Christmas and the Kingdom of Heaven are for kids. It’s interesting that the Bible teaches us that we must have a childlike faith to enter the Kingdom of Heaven. Yet, it also teaches us that we must grow up in the way we think. Ephesians 4:14-15 says, “that you may no longer be children, tossed to and fro by the waves and carried about by every wind of doctrine…rather…we are to grow up…” We also read in 1 Corinthians 13:11, “When I was a child, I used to speak as a child, think as a child, reason as a child; when I became a man, I did away with childish things.”

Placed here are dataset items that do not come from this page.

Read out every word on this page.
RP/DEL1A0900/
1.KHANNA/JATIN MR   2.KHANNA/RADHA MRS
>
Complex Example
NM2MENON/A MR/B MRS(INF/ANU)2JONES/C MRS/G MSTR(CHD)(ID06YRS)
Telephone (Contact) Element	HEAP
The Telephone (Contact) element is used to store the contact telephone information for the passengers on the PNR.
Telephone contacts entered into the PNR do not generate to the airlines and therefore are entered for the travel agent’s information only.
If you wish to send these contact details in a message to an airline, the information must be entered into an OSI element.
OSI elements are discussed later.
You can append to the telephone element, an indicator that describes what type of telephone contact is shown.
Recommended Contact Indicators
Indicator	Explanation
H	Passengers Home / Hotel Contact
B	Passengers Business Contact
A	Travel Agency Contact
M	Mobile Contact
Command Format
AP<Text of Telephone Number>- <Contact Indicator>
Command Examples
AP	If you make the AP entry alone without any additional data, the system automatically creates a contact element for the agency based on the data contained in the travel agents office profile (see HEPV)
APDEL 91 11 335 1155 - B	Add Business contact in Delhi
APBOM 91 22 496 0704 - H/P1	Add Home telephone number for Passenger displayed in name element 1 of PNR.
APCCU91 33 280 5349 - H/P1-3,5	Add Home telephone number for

It is well known that many teenagers and young adults lose their childlike faith when they enter into the secular world. We often think that it’s because of higher education, but more non-college-going kids drop church attendance (70%) than college-attending kids (64%). An earlier study determined that the loss of faith is “the result not of education, but …of processes set in motion long before young people ever set foot on a college campus: Those students who “lose their faith” in college or drop out of organized religion after high school are primarily those already at considerable risk of doing so for other reasons that predate these actions. To suggest the die is cast before the dorm room is occupied may be too strong a claim, but not by much…parents tend to “get what they are” when it comes to their teenagers’ religious sense. If parents do not actively affirm and transmit the oral and written traditions of religion, their failure to “teach the language” results in youth who cannot speak the language and are at elevated risk of shedding the religious value system altogether. For the full article, check out http://religion.ssrc.org/reforum/Regnerus_Uecker.pdf
We must have a child’s faith and an adult’s reasoning! These two aspects are necessary in our spiritual lives. When Jesus taught in parables, he expected the information or the stories to be processed intellectually and the implications of the stories to be understood. Still, at the same time, he knew that they would only be fruitful in an innocent, humble, and receptive child-like heart. In the paradoxes of the faith, it takes adult-like understanding, followed by childlike faith, to “get it.” Nicodemus asked, “Must I return to my mother’s womb to be born again?” Of course not! Jesus is not talking about physical birth. He’s using it as an illustration of a more important truth. Nicodemus was reasoning as an adult based only on the “what” and the “how” but has lost sight of the “why” or the purpose behind Jesus’ Words. Adults easily grasp the “what” and “how” in the world, but it takes the humble heart of a child to recognize and embrace the why. In Matthew 13:8-9 we read, the “seeds fell on fertile soil, and they produced a crop that was thirty, sixty, and even a hundred times as much as had been planted! Anyone with ears to hear should listen and understand.”